The Northern Irish band have previously said that they never enjoyed ‘Things Can Only Get Better’ having a political association.

“My first reaction was ‘not again, please let me move on’,” singer Peter Cunnah told NME. “We all wanted that change in ’97, that sense of positivity. After doing the Good Friday Agreement, [Blair] looked like he was the great, great saviour. And then he sexed up the document and went to war in Iraq, and we were standing going ‘not in our name’. Then you get accused of having blood on your hands.”


In an interview with LBC, his bandmate Al Mackenzie reiterated that sentiment. “I don’t think politics and music should be linked,” he said [via SkyNews].

“It’s happened to a lot of other bands as well in America and here because songs get sort of intrinsically linked to something, it can really affect it in a negative way.

“I mean, I’ll be voting to get the Tories out, but I don’t really want the song to be linked to that.”

When asked what they’d say if Starmer requested to use one of their songs, Mackenzie said: “There’s no way – our songs and politics, never again.”

“I’ve learned the hard way. No, no, no,” Cunnah added. “This is a change of guard, I don’t see this as an election. It’s just a change of guard, someone handing the baton on.”


In response, Starmer said he wasn’t especially bothered by D:Ream’s call for their song to be kept out of politics. “Well, look, we’re not in 1997. We’re in 2024,” he told LBC. 

“The choice before the country is absolutely stark. We’ve had now 14 years of chaos and division. And if the Tories get back in there’s just going to be more of the same.

“We can turn the page, we can start anew, rebuild our country with Labour. And we will have a song for that moment if we’re privileged enough to come in to serve.”

Since the song’s resurgence in popularity, D:Ream have had multiple offers of shows, including an appearance at Glastonbury and a possible headline show on July 4.

“The phone starts ringing as if you’ve been forgotten men,” Cunnah told NME. “It’s getting us gigs, and from that point of view it’s a love-hate relationship [with the song]. But when we do perform live, it brings the house down. It’s great to have such a joyful track.”

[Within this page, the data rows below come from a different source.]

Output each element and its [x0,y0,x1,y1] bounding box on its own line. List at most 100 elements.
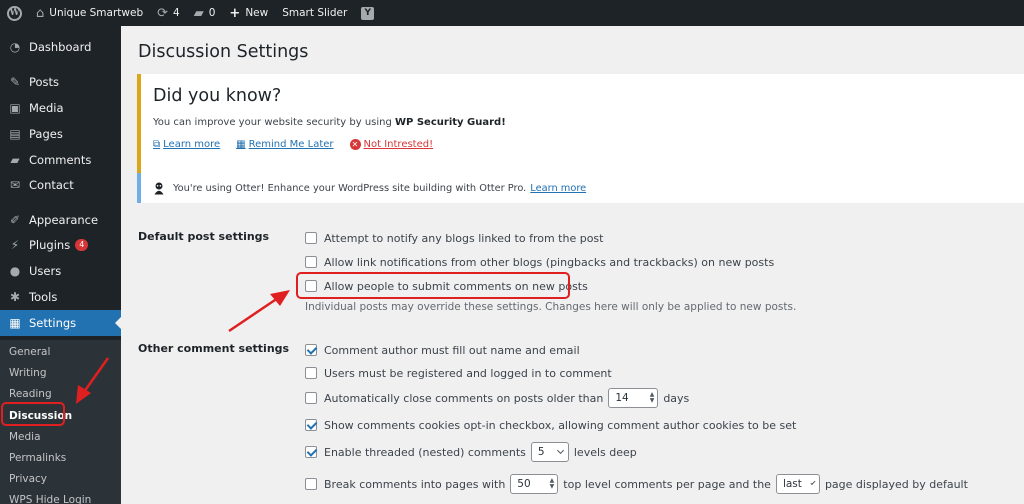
brush-icon: ✐ [9,213,21,227]
sidebar-item-label: Pages [29,127,63,141]
updates-link[interactable]: ⟳ 4 [150,0,187,26]
sidebar-item-appearance[interactable]: ✐ Appearance [0,207,121,233]
sidebar-item-tools[interactable]: ✱ Tools [0,284,121,310]
not-interested-link[interactable]: ✕ Not Intrested! [349,139,433,150]
chevron-down-icon [556,446,564,455]
comment-icon: ▰ [10,153,20,167]
sidebar-item-label: Comments [29,153,92,167]
remind-later-label: Remind Me Later [248,139,334,150]
sidebar-item-comments[interactable]: ▰ Comments [0,147,121,173]
close-circle-icon: ✕ [349,139,361,150]
sidebar-item-users[interactable]: ● Users [0,258,121,284]
mail-icon: ✉ [9,178,21,192]
sidebar-item-label: Plugins [29,238,71,252]
wp-logo-menu[interactable]: W [0,0,29,26]
option-break-pages[interactable]: Break comments into pages with 50 ▲ ▼ top… [305,474,968,494]
learn-more-link[interactable]: ⧉ Learn more [153,139,220,150]
option-suffix: levels deep [573,445,637,459]
sidebar-item-pages[interactable]: ▤ Pages [0,121,121,147]
submenu-general[interactable]: General [9,344,50,360]
submenu-permalinks[interactable]: Permalinks [9,450,66,466]
updates-count: 4 [173,7,180,19]
sidebar-item-label: Media [29,101,64,115]
thread-depth-value: 5 [537,446,545,458]
option-label: Comment author must fill out name and em… [324,343,580,357]
break-pages-checkbox[interactable] [305,478,317,490]
option-label: Allow link notifications from other blog… [324,255,775,269]
auto-close-checkbox[interactable] [305,392,317,404]
remind-later-link[interactable]: ▦ Remind Me Later [236,139,333,150]
pingbacks-checkbox[interactable] [305,256,317,268]
sidebar-item-label: Appearance [29,213,99,227]
other-comment-settings-label: Other comment settings [138,342,290,355]
submenu-wps-hide-login[interactable]: WPS Hide Login [9,492,91,504]
submenu-media[interactable]: Media [9,429,41,445]
author-fill-checkbox[interactable] [305,344,317,356]
sidebar-item-label: Tools [29,290,58,304]
otter-message: You're using Otter! Enhance your WordPre… [173,182,527,194]
option-label: Attempt to notify any blogs linked to fr… [324,231,604,245]
sidebar-item-settings[interactable]: ▦ Settings [0,310,121,336]
otter-notice: You're using Otter! Enhance your WordPre… [137,173,1024,203]
option-pingbacks[interactable]: Allow link notifications from other blog… [305,252,774,272]
yoast-icon: Y [361,6,375,20]
sidebar-item-media[interactable]: ▣ Media [0,95,121,121]
otter-learn-more-link[interactable]: Learn more [530,183,586,194]
option-author-fill[interactable]: Comment author must fill out name and em… [305,340,580,360]
sidebar-item-contact[interactable]: ✉ Contact [0,172,121,198]
default-page-value: last [782,478,802,490]
page-title: Discussion Settings [138,42,309,62]
option-auto-close[interactable]: Automatically close comments on posts ol… [305,388,689,408]
option-registered[interactable]: Users must be registered and logged in t… [305,363,612,383]
auto-close-days-input[interactable]: 14 ▲ ▼ [608,388,659,408]
notice-message-text: You can improve your website security by… [153,117,396,128]
comments-per-page-input[interactable]: 50 ▲ ▼ [510,474,559,494]
option-cookies[interactable]: Show comments cookies opt-in checkbox, a… [305,415,796,435]
option-threaded[interactable]: Enable threaded (nested) comments 5 leve… [305,442,637,462]
yoast-seo-link[interactable]: Y [354,0,381,26]
registered-checkbox[interactable] [305,367,317,379]
submenu-privacy[interactable]: Privacy [9,471,47,487]
learn-more-label: Learn more [163,139,221,150]
plug-icon: ⚡ [10,238,20,252]
allow-comments-highlight-box [296,272,570,299]
threaded-checkbox[interactable] [305,446,317,458]
external-link-icon: ⧉ [153,139,161,150]
wrench-icon: ✱ [9,290,21,304]
option-label: Break comments into pages with [324,477,506,491]
pin-icon: ✎ [9,75,21,89]
notice-heading: Did you know? [153,86,282,106]
dashboard-icon: ◔ [9,40,21,54]
option-middle: top level comments per page and the [563,477,771,491]
cookies-checkbox[interactable] [305,419,317,431]
notice-message: You can improve your website security by… [153,117,506,128]
option-notify-blogs[interactable]: Attempt to notify any blogs linked to fr… [305,228,603,248]
media-icon: ▣ [9,101,21,115]
site-name-link[interactable]: ⌂ Unique Smartweb [29,0,150,26]
notify-blogs-checkbox[interactable] [305,232,317,244]
comments-link[interactable]: ▰ 0 [187,0,223,26]
home-icon: ⌂ [36,5,45,21]
sidebar-item-dashboard[interactable]: ◔ Dashboard [0,34,121,60]
sidebar-item-label: Posts [29,75,60,89]
submenu-writing[interactable]: Writing [9,365,47,381]
new-label: New [245,7,269,19]
default-page-select[interactable]: last [775,474,820,494]
comments-count: 0 [208,7,216,19]
submenu-reading[interactable]: Reading [9,386,52,402]
smart-slider-link[interactable]: Smart Slider [275,0,354,26]
notice-links: ⧉ Learn more ▦ Remind Me Later ✕ Not Int… [153,139,449,150]
option-suffix: page displayed by default [824,477,968,491]
sidebar-item-plugins[interactable]: ⚡ Plugins 4 [0,232,121,258]
thread-depth-select[interactable]: 5 [530,442,569,462]
comment-bubble-icon: ▰ [193,5,204,21]
new-content-link[interactable]: + New [222,0,275,26]
sidebar-item-label: Users [29,264,62,278]
discussion-highlight-box [1,402,65,426]
smart-slider-label: Smart Slider [282,7,348,19]
sidebar-item-posts[interactable]: ✎ Posts [0,69,121,95]
pages-icon: ▤ [9,127,21,141]
main-content: Discussion Settings Did you know? You ca… [121,26,1024,504]
default-post-settings-label: Default post settings [138,230,270,243]
wordpress-logo-icon: W [7,5,22,21]
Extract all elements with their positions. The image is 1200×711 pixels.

Mackenzie continued: “We’re not going to do any political things on that night. If we get a gig that night it’ll just be gig. We’re just assuming Labour are going to win this election by the way. Everyone’s just like, ‘Oh, it’s a shoo in’. Politics have a funny way of changing around in just a few hours. If we do an election party for Labour and suddenly the Tories win, we’d look really stupid.”